WTTR
- Westminster, Maryland; United States;
- Broadcast area: Westminster, Maryland; Carroll County, Maryland;
- Frequency: 1470 kHz
- Branding: FM 102.3 & AM 1470 WTTR

Programming
- Language: English
- Format: Full service classic hits
- Affiliations: Baltimore Orioles Radio Network; Baltimore Ravens Radio Network; Westwood One;

Ownership
- Owner: Hilltop Communications, LLC

History
- First air date: 1953

Technical information
- Licensing authority: FCC
- Facility ID: 59975
- Class: B
- Power: 540 watts (day); 35 watts (night);
- Transmitter coordinates: 39°34′37″N 77°1′21″W﻿ / ﻿39.57694°N 77.02250°W
- Translators: 93.5 W228EI (Eldersburg); 102.3 W272CX (Westminster);

Links
- Public license information: Public file; LMS;
- Webcast: Listen live
- Website: www.wttr.com

= WTTR =

WTTR (1470 AM) is a full service and classic hits broadcast radio station licensed to Westminster, Maryland, serving Carroll County, Maryland. WTTR is owned and operated by Hilltop Communications, LLC.

== History ==
WTTR was placed on the air in 1953 by local businessman Russ Morgan. The first song broadcast was the Star Spangled Banner on the 4th of July. Carroll County Broadcasting Company retained ownership of WTTR and WTTR-FM until the stations were sold to Shamrock Broadcasting in the early 1980s.

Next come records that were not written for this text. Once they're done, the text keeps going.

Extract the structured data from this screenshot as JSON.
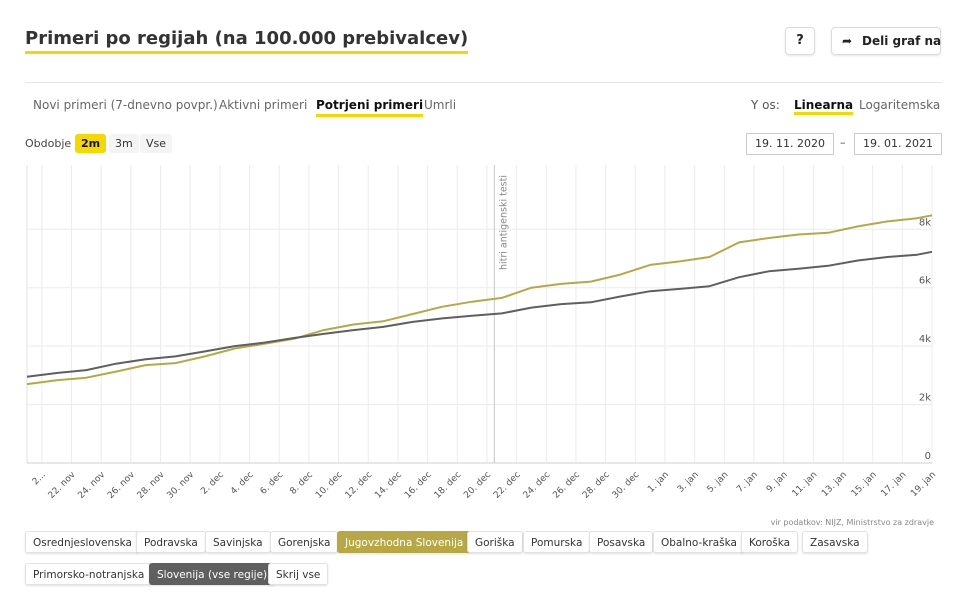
{
  "header": {
    "title": "Primeri po regijah (na 100.000 prebivalcev)",
    "help_label": "?",
    "share_label": "Deli graf na"
  },
  "tabs": [
    {
      "label": "Novi primeri (7-dnevno povpr.)",
      "active": false
    },
    {
      "label": "Aktivni primeri",
      "active": false
    },
    {
      "label": "Potrjeni primeri",
      "active": true
    },
    {
      "label": "Umrli",
      "active": false
    }
  ],
  "y_axis_control": {
    "label": "Y os:",
    "options": [
      {
        "label": "Linearna",
        "active": true
      },
      {
        "label": "Logaritemska",
        "active": false
      }
    ]
  },
  "period": {
    "label": "Obdobje",
    "options": [
      {
        "label": "2m",
        "active": true
      },
      {
        "label": "3m",
        "active": false
      },
      {
        "label": "Vse",
        "active": false
      }
    ]
  },
  "date_range": {
    "from": "19. 11. 2020",
    "separator": "–",
    "to": "19. 01. 2021"
  },
  "source_note": "vir podatkov: NIJZ, Ministrstvo za zdravje",
  "regions": [
    {
      "label": "Osrednjeslovenska",
      "state": "none"
    },
    {
      "label": "Podravska",
      "state": "none"
    },
    {
      "label": "Savinjska",
      "state": "none"
    },
    {
      "label": "Gorenjska",
      "state": "none"
    },
    {
      "label": "Jugovzhodna Slovenija",
      "state": "selected",
      "color": "#b7a845"
    },
    {
      "label": "Goriška",
      "state": "none"
    },
    {
      "label": "Pomurska",
      "state": "none"
    },
    {
      "label": "Posavska",
      "state": "none"
    },
    {
      "label": "Obalno-kraška",
      "state": "none"
    },
    {
      "label": "Koroška",
      "state": "none"
    },
    {
      "label": "Zasavska",
      "state": "none"
    },
    {
      "label": "Primorsko-notranjska",
      "state": "none"
    },
    {
      "label": "Slovenija (vse regije)",
      "state": "selected",
      "color": "#5f5f5f"
    },
    {
      "label": "Skrij vse",
      "state": "none"
    }
  ],
  "chart_data": {
    "type": "line",
    "x_tick_labels": [
      "2...",
      "22. nov",
      "24. nov",
      "26. nov",
      "28. nov",
      "30. nov",
      "2. dec",
      "4. dec",
      "6. dec",
      "8. dec",
      "10. dec",
      "12. dec",
      "14. dec",
      "16. dec",
      "18. dec",
      "20. dec",
      "22. dec",
      "24. dec",
      "26. dec",
      "28. dec",
      "30. dec",
      "1. jan",
      "3. jan",
      "5. jan",
      "7. jan",
      "9. jan",
      "11. jan",
      "13. jan",
      "15. jan",
      "17. jan",
      "19. jan"
    ],
    "y_tick_labels": [
      "0",
      "2k",
      "4k",
      "6k",
      "8k"
    ],
    "ylim": [
      0,
      10200
    ],
    "x_start_day": 20,
    "x_end_day": 81,
    "grid": true,
    "annotation": {
      "label": "hitri antigenski testi",
      "day": 51.5
    },
    "series": [
      {
        "name": "Jugovzhodna Slovenija",
        "color": "#b7a845",
        "days": [
          20,
          22,
          24,
          26,
          28,
          30,
          32,
          34,
          36,
          38,
          40,
          42,
          44,
          46,
          48,
          50,
          52,
          54,
          56,
          58,
          60,
          62,
          64,
          66,
          68,
          70,
          72,
          74,
          76,
          78,
          80,
          81
        ],
        "values": [
          2700,
          2830,
          2920,
          3130,
          3350,
          3420,
          3650,
          3920,
          4080,
          4250,
          4550,
          4740,
          4850,
          5100,
          5350,
          5520,
          5650,
          6000,
          6130,
          6210,
          6450,
          6780,
          6900,
          7050,
          7550,
          7700,
          7820,
          7880,
          8100,
          8270,
          8380,
          8480
        ]
      },
      {
        "name": "Slovenija (vse regije)",
        "color": "#5f5f5f",
        "days": [
          20,
          22,
          24,
          26,
          28,
          30,
          32,
          34,
          36,
          38,
          40,
          42,
          44,
          46,
          48,
          50,
          52,
          54,
          56,
          58,
          60,
          62,
          64,
          66,
          68,
          70,
          72,
          74,
          76,
          78,
          80,
          81
        ],
        "values": [
          2950,
          3080,
          3180,
          3400,
          3550,
          3650,
          3820,
          4000,
          4120,
          4280,
          4420,
          4550,
          4660,
          4830,
          4950,
          5040,
          5120,
          5320,
          5440,
          5500,
          5700,
          5880,
          5960,
          6050,
          6360,
          6560,
          6650,
          6750,
          6930,
          7050,
          7130,
          7230
        ]
      }
    ]
  }
}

In 1981, WTTR changed format to adult contemporary, operating as a daytime only station known as Carroll Community Radio. The station had a full-time news team and three full time DJs. In 1984, Shamrock was granted permission by the Federal Communications Commission (FCC) to allow WTTR to broadcast at night, adding two additional towers at its Uniontown Road studios in Westminster. The station broadcast a successful middle of the road format dubbed Nightime Nostalgia hosted by DJ Steve Spencer and played big band standards from the 1940s and 1950s. At the same time, WTTR-FM switched its long time association with the Baltimore Orioles to WTTR AM.

Well known DJ Dwight Dingle, a retired school teacher joined WTTR part time in 1974 and later became operations manager and then General Manager in 1986 until his death in November 2009. He was tightly involved with the community serving on the Carroll County Chamber of Commerce.

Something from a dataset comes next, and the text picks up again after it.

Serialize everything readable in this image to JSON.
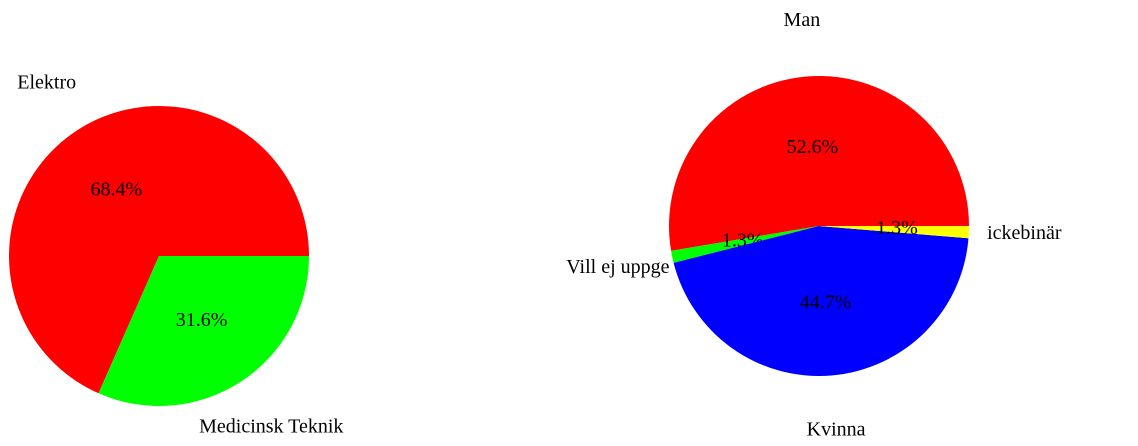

WTTR is also known for its local sports content broadcasting weekly high school football and basketball games as well as Western Maryland College games and Babe Ruth Baseball play by play. Dwight Dingle and Charlie Beckhardt provided the play by play. The duo also created the Carroll County High School Athlete of the Week award, honoring local athletic accomplishments.

Shamrock moved WTTR-FM to Baltimore in 1984 and constructed a new tower in Hampstead to increase its signal to Baltimore. The station changed its call letters to WGRX, eventually became WZBA, and was retained by Shamrock until 2026; it was then acquired by K-Love Inc. and became WLVX.

Shamrock sold WTTR to Pat Sajak's Sajak Broadcasting Corporation in 2005. In late September 2013, Sajak Broadcasting announced an agreement to sell WTTR to the newly formed Hilltop Communications, LLC. Hilltop assumed ownership on December 19, 2013.

On January 1, 2014, WTTR shifted their format from oldies to classic hits of the 1960s, 1970s, and 1980s.

On July 18, 2016, WTTR went live with its 102.3 FM translator frequency.